A consortium of tobacco companies has taken the South African government to court in a bid to overturn the administration’s decision to ban the sale of alcohol and tobacco products during the Covid-19 pandemic.
Japan Tobacco International (JPI) and British American Tobacco South Africa (BATSA), together with The South Africa Tobacco Transformation Alliance (SATTA) claim the ban represents an unwarranted and unfair infringement of citizens’ rights. The tobacco giants are arguing that, rather than gaining the positive outcomes predicted by the government, prohibition will in fact lead to a reduction in vital tax revenues and a rise in the illicit trade of tobacco products, at the same time potentially imperilling the lockdown itself.

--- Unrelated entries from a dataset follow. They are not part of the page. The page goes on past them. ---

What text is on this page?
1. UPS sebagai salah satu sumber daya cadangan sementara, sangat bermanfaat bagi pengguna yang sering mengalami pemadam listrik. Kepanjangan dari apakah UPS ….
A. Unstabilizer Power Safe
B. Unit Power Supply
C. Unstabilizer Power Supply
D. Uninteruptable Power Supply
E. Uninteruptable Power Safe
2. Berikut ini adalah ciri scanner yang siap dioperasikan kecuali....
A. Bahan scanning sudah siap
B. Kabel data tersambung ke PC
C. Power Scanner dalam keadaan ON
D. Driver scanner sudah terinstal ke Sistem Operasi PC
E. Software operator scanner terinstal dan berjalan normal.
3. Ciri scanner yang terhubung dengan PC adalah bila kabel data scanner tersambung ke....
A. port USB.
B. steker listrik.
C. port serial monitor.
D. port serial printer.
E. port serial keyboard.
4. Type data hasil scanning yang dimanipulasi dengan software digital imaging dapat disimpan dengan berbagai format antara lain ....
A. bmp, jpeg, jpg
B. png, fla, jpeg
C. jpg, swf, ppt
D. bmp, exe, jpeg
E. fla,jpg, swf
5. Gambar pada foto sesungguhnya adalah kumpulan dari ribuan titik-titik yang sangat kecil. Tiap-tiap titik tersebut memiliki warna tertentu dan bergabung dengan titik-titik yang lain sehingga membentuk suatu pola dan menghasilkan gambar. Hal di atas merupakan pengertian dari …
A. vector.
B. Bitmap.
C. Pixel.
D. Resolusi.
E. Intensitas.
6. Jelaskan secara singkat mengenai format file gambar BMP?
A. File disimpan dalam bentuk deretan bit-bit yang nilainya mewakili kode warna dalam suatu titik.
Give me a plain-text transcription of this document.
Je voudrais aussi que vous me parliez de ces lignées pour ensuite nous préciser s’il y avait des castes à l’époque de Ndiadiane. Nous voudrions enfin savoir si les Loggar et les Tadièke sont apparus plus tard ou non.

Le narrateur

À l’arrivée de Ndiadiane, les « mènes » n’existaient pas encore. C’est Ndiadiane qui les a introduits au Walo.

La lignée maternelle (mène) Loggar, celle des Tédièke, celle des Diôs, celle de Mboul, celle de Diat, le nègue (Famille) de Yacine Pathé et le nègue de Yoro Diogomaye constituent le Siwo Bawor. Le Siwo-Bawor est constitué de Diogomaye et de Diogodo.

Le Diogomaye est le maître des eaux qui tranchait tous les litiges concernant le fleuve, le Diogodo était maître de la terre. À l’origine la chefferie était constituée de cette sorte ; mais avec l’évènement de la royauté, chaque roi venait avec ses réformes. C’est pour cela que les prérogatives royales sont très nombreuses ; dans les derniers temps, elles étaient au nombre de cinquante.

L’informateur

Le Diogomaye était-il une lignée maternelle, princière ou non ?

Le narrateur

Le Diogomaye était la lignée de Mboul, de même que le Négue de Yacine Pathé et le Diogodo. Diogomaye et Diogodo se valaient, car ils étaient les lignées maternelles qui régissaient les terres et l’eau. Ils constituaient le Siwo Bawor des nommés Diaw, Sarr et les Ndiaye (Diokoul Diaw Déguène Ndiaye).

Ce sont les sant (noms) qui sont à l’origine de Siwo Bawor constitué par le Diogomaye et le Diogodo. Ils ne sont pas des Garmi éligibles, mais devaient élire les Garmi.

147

Voicing concerns over the negative impact of the government crackdown is a savvy move by an industry looking to validate its commercially motivated call for a repeal of the legislation. Those South Africans – including some civil society groups – who have taken a stand against the ban will certainly be keen to hitch their wagon to anything that emphasises its defects.
Smuggling is on the rise
There’s little doubt that Pretoria’s ban on tobacco sales has led to a smuggling boom. Despite the erection of a 25-mile coronavirus control fence along the border between South Africa and neighbouring Zimbabwe in April, tobacco consignments are still been transported every day through hundreds of illegal entry points.